Ballweg wasn’t the only person organizing demonstrations. Several other groups popped up around the same time, including one started by Anselm Lenz. A writer who contributes to the conspiratorial German magazine Rubikon (which features Daniele Ganser on its advisory board), Lenz also wrote for left-wing Berlin-based newspaper TAZ. In addition, he founded a notable group in Berlin called Nicht Ohne Uns — German for “not without us” — whose protests against government restrictions and supposed authoritarianism started attracting far-right figures. When critics asked Lenz why he was willing to share a platform with the far-right when he was a self-described member of the left-wing intelligentsia, he said it was important not to leave opposition to COVID totalitarianism to the far-right. Lenz’s protests often resulted in arrests. On May 1, he himself was arrested after throwing a bundle of his newspapers at police. TAZ ultimately decided to fire him.

Lenz’s manifesto, published at Rubikon and on his own website, rails against the COVID “emergency regime,” and foretells the collapse of financial capitalism. By contrast, in writing Querdenken’s manifesto, Ballweg focused only on threats to the German constitution. Ballweg and Lenz eventually met at a demonstration in the southern city of Ulm in June 2020. It was then that Ballweg suggested they unite rather than continue with separate rallies under different names.
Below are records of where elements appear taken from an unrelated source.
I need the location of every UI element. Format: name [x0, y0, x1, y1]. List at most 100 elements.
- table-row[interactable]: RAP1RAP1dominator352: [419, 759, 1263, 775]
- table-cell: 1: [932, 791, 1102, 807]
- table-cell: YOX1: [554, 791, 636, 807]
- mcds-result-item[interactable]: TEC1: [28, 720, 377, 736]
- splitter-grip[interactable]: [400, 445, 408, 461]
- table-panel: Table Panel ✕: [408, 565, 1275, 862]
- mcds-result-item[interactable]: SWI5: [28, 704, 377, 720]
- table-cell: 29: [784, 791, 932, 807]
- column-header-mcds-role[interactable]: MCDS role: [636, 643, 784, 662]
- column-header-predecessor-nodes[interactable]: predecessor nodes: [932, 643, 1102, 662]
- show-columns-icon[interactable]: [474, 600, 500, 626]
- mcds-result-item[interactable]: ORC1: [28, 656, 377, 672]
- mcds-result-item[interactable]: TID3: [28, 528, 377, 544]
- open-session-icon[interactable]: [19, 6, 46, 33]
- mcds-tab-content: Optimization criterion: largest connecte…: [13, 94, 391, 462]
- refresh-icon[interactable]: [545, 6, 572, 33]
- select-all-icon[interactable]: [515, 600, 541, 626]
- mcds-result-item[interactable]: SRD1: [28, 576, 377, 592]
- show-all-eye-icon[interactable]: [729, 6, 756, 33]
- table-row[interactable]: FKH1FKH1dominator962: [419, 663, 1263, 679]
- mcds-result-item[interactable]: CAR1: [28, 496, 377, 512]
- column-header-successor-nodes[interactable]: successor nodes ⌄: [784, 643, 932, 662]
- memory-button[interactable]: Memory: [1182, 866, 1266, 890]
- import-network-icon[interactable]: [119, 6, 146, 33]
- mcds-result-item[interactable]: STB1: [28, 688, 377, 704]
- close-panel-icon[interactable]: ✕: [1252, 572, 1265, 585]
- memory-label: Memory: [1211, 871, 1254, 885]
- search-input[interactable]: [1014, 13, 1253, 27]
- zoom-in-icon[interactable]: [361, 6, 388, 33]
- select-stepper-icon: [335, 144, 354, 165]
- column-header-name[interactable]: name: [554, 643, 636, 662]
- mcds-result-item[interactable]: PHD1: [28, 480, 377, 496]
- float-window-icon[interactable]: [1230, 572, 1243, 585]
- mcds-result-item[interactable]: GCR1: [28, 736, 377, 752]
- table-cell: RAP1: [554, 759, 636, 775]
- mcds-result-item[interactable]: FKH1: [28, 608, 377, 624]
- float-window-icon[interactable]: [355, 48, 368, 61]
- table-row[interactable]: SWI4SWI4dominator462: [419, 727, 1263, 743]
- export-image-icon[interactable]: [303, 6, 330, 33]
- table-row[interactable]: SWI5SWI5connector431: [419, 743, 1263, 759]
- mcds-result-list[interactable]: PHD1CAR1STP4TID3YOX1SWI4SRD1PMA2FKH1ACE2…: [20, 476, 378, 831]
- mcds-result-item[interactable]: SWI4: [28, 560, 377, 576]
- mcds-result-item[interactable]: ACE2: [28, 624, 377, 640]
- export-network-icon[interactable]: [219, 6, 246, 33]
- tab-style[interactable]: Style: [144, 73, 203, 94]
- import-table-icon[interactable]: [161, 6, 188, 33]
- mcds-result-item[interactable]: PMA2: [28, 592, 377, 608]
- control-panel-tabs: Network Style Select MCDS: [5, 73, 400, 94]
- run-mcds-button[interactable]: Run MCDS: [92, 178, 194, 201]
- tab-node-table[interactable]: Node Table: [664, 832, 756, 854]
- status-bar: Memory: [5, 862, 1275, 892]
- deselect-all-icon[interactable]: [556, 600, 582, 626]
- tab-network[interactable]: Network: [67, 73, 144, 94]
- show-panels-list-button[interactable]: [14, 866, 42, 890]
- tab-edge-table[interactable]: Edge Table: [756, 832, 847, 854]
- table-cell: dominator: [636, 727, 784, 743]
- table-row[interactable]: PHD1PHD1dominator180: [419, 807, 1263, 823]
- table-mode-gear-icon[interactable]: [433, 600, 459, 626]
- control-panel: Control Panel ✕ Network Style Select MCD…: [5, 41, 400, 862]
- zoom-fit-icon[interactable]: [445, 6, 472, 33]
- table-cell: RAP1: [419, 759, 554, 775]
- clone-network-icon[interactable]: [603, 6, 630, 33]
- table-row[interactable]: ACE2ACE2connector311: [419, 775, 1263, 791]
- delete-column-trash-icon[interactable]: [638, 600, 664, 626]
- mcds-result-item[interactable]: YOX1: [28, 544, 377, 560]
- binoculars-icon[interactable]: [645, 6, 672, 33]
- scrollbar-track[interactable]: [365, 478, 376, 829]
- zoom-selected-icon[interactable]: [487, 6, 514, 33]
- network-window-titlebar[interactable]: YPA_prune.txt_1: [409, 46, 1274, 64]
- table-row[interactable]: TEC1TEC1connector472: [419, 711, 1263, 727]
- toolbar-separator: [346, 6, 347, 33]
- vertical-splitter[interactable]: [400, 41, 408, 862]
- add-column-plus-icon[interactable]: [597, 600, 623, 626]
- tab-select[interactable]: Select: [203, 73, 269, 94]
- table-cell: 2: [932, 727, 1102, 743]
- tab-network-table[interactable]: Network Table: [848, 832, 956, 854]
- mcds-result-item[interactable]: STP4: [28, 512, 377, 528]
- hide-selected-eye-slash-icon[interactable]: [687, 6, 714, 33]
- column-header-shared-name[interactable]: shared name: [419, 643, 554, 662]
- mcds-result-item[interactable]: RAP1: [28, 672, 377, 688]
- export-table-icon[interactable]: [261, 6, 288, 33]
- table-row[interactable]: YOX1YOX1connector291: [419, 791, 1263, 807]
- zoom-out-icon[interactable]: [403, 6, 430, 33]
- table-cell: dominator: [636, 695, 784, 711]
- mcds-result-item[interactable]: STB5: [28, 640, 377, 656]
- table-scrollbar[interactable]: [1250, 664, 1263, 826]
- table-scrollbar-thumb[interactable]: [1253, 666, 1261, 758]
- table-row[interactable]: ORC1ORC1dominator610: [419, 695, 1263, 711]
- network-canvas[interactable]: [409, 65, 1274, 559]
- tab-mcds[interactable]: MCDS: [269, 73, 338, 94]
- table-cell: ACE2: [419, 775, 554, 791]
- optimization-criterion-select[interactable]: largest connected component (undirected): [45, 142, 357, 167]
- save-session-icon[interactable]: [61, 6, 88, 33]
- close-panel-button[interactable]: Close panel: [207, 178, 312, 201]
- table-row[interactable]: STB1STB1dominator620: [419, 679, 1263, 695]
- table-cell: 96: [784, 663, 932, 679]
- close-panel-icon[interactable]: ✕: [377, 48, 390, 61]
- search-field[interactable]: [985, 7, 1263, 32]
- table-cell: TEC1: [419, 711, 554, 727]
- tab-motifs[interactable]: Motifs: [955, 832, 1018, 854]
Lenz agreed, proposing to run a newspaper in support of the cause called Demokratischer Widerstand, or “Democratic Resistance,” which was handed out at rallies, while Ballweg would focus on organizing the rallies themselves.

After pacting with Lenz, Ballweg offered his IT and managerial know-how to other protest groups popping up around Germany, many of them connecting online via a large Facebook group called “Corona Rebellen” that had emerged early on in the pandemic. Most of the COVID demonstrations around Germany would fall under Querdenken’s aegis by late-summer 2020, leading to the August 1 protest in Berlin — the group’s largest protest yet. That event built momentum for an even bigger demonstration on August 29 and marked a turning point for the COVID-skeptic movement.